RESPONSE TO KOTZ ET AL. (2011): ESTIMATING THE RATE OF USAGE OF VARENICLINE AND OTHER MEDICATION FOR SMOKING CESSATION
Article first published online: 27 JUL 2011
Addiction © 2011 Society for the Study of Addiction
Volume 106, Issue 10, page 1869, October 2011
How to Cite
LANGLEY, T. E., HUANG, Y., MCNEILL, A., COLEMAN, T., SZATKOWSKI, L. and LEWIS, S. (2011), RESPONSE TO KOTZ ET AL. (2011): ESTIMATING THE RATE OF USAGE OF VARENICLINE AND OTHER MEDICATION FOR SMOKING CESSATION. Addiction, 106: 1869. doi: 10.1111/j.1360-0443.2011.03524.x
- Issue published online: 14 SEP 2011
- Article first published online: 27 JUL 2011
Our study  and the study by Kotz and colleagues [2,3] used different outcome measures over different time-periods, from data sources with different strengths and limitations; this is reflected in the differences in the results of the two studies. Kotz et al. used a series of monthly household surveys providing self-reported information on quit attempts in the past 3 months over a 3-year period. These data are very detailed, but cover a short time-period and may be prone to recall bias and significant sampling error due to small sample sizes. We used a validated measure of smoking cessation medication prescribing from primary care data in a monthly sample size of approximately 2.5 million over a much longer time-period, 9 years .
We acknowledge that not being able to look at prescribing in smokers is a limitation of our study; however, given the probably limited impact of changes in prevalence on the results of our study, our findings provide important information with regard to the public health impact of the introduction of varenicline. Rates of prescribing for smoking cessation medication in the overall population did not increase; therefore it is unlikely that, contrary to what may have been expected, the availability of a new medication increased quit attempts. By contrast, Kotz et al. looked at medication use in smokers who made a quit attempt and found a non-significant increase in medication use. We do not believe that not looking at the ‘population at risk’ of using smoking cessation medications is a limitation of our study; rather, it offers information as to the impact of varenicline on quitting in the general population, as opposed to information of its impact on quitters.
Kotz et al. explored the effect of varenicline on quit attempts by looking at changes in self-reported quit attempts during the study period. They found a decrease in quit attempts during the study period. Evidence suggests that English smoke-free legislation, which was introduced in July 2007, increased quitting behaviour before and around the time of the ban [5,6]. Their study included only half a year of data prior to legislation; therefore the decrease in the rate of quit attempts observed may reflect a return to previous rates. Our study used data covering the 7 years before the introduction of varenicline, enabling us to use powerful time–series methods which allowed us to take account of underlying trends in prescribing.

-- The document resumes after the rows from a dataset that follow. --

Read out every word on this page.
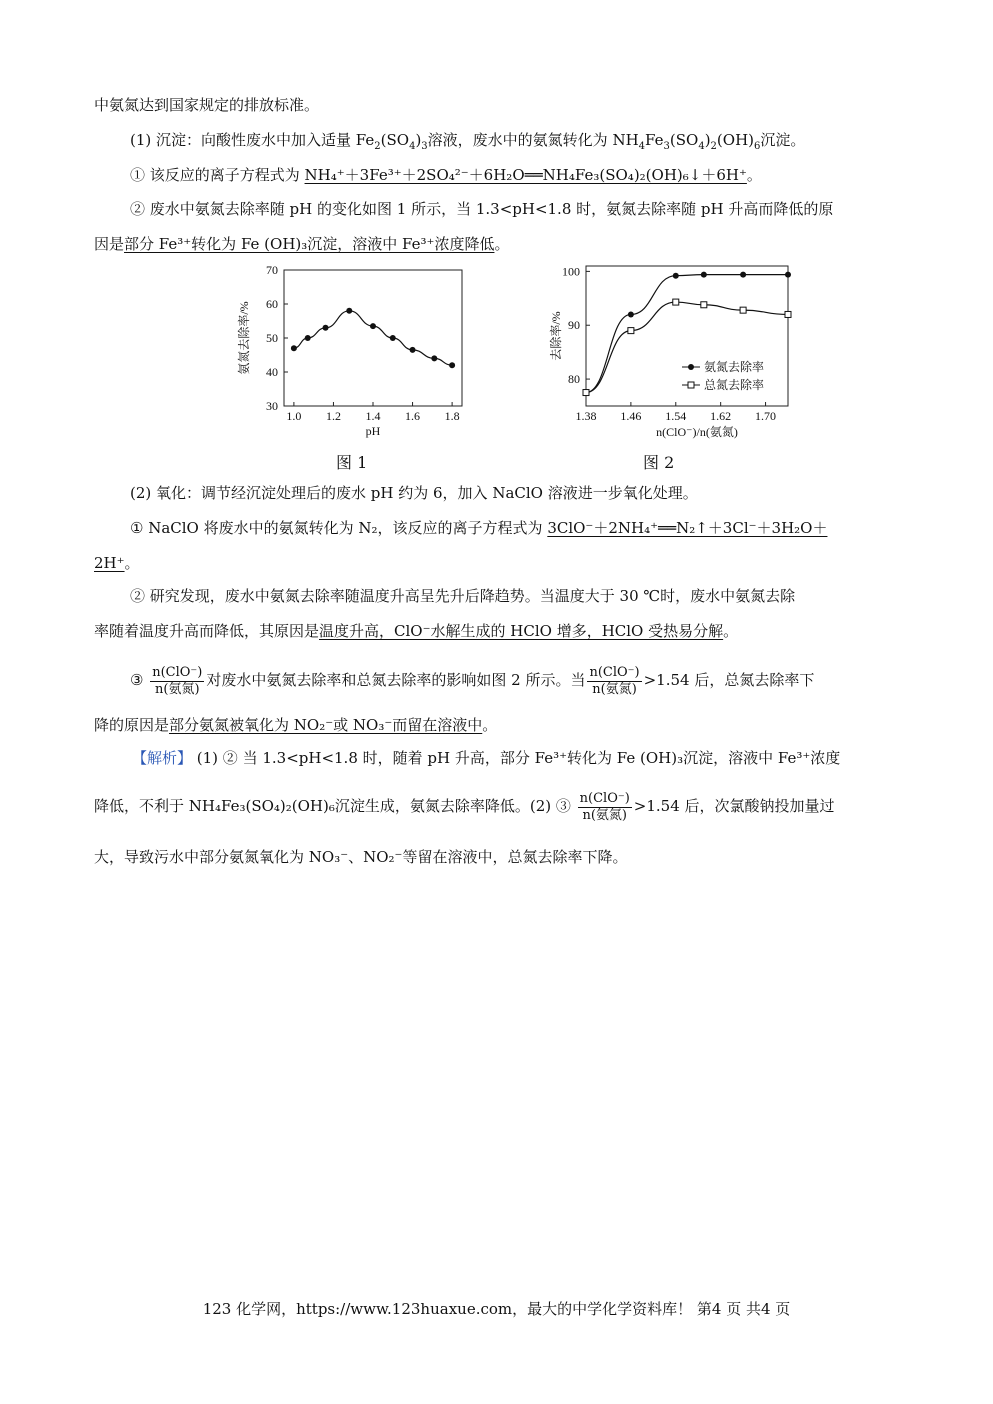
中氨氮达到国家规定的排放标准。
(1) 沉淀：向酸性废水中加入适量 $Fe_2(SO_4)_3$溶液，废水中的氨氮转化为 $NH_4Fe_3(SO_4)_2(OH)_6$沉淀。
① 该反应的离子方程式为 NH₄⁺＋3Fe³⁺＋2SO₄²⁻＋6H₂O══NH₄Fe₃(SO₄)₂(OH)₆↓＋6H⁺。
② 废水中氨氮去除率随 pH 的变化如图 1 所示，当 1.3<pH<1.8 时，氨氮去除率随 pH 升高而降低的原
因是部分 Fe³⁺转化为 Fe (OH)₃沉淀，溶液中 Fe³⁺浓度降低。
1.0 1.2 1.4 1.6 1.8
30
40
50
60
70
pH
氨氮去除率/%
图 1
1.38 1.46 1.54 1.62 1.70
80
90
100
n(ClO⁻)/n(氨氮)
去除率/%
氨氮去除率
总氮去除率
图 2
(2) 氧化：调节经沉淀处理后的废水 pH 约为 6，加入 NaClO 溶液进一步氧化处理。
① NaClO 将废水中的氨氮转化为 N₂，该反应的离子方程式为 3ClO⁻＋2NH₄⁺══N₂↑＋3Cl⁻＋3H₂O＋
2H⁺。
② 研究发现，废水中氨氮去除率随温度升高呈先升后降趋势。当温度大于 30 ℃时，废水中氨氮去除
率随着温度升高而降低，其原因是温度升高，ClO⁻水解生成的 HClO 增多，HClO 受热易分解。
③ $\frac{\text{n(ClO⁻)}}{\text{n(氨氮)}}$ 对废水中氨氮去除率和总氮去除率的影响如图 2 所示。当 $\frac{\text{n(ClO⁻)}}{\text{n(氨氮)}} >1.54$ 后，总氮去除率下
降的原因是部分氨氮被氧化为 NO₂⁻或 NO₃⁻而留在溶液中。
【解析】 (1) ② 当 1.3<pH<1.8 时，随着 pH 升高，部分 Fe³⁺转化为 Fe (OH)₃沉淀，溶液中 Fe³⁺浓度
降低，不利于 NH₄Fe₃(SO₄)₂(OH)₆沉淀生成，氨氮去除率降低。(2) ③ $\frac{\text{n(ClO⁻)}}{\text{n(氨氮)}} >1.54$ 后，次氯酸钠投加量过
大，导致污水中部分氨氮氧化为 NO₃⁻、NO₂⁻等留在溶液中，总氮去除率下降。
123 化学网，https://www.123huaxue.com，最大的中学化学资料库！ 第4 页 共4 页
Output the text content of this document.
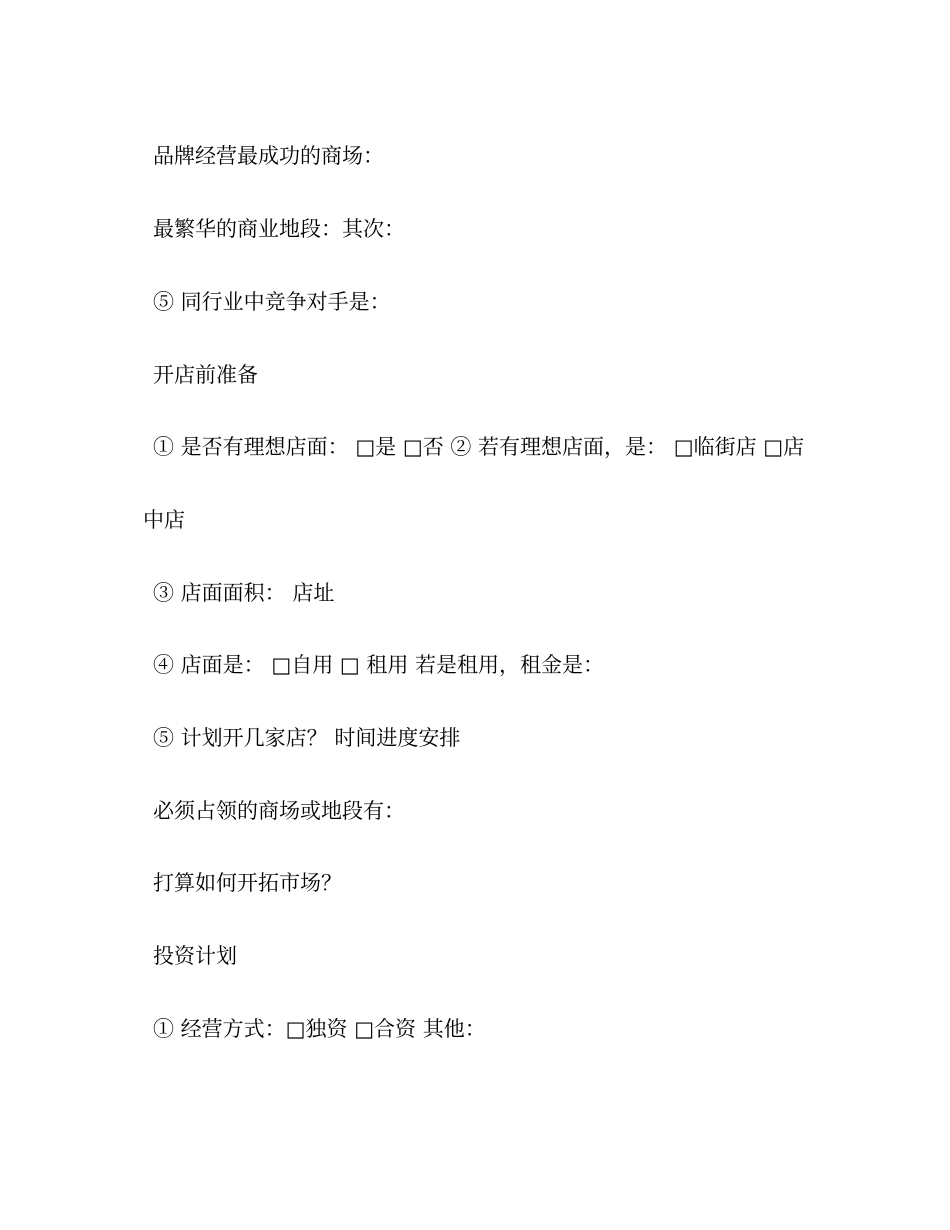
品牌经营最成功的商场：
最繁华的商业地段：其次：
⑤ 同行业中竞争对手是：
开店前准备
① 是否有理想店面： □是 □否 ② 若有理想店面，是： □临街店 □店
中店
③ 店面面积： 店址
④ 店面是： □自用 □ 租用 若是租用，租金是：
⑤ 计划开几家店？ 时间进度安排
必须占领的商场或地段有：
打算如何开拓市场？
投资计划
① 经营方式：□独资 □合资 其他：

The apparent discrepancy between the results of our own study and that by Kotz and colleagues serves to highlight the strengths and weaknesses of different study designs, data sources and outcome measures that can be used to evaluate tobacco control initiatives, and the need for careful interpretation and triangulation of such studies to ensure appropriate conclusions.
Declarations of interest
Tim Coleman declares that, in the last 5 years, he has been paid for consultancy work by Johnson and Johnson and Pierre Fabre Laboratories (manufacturers of nicotine replacement therapy). However, this manuscript has not been discussed with any third parties. None of the other authors declare any potential financial conflicts.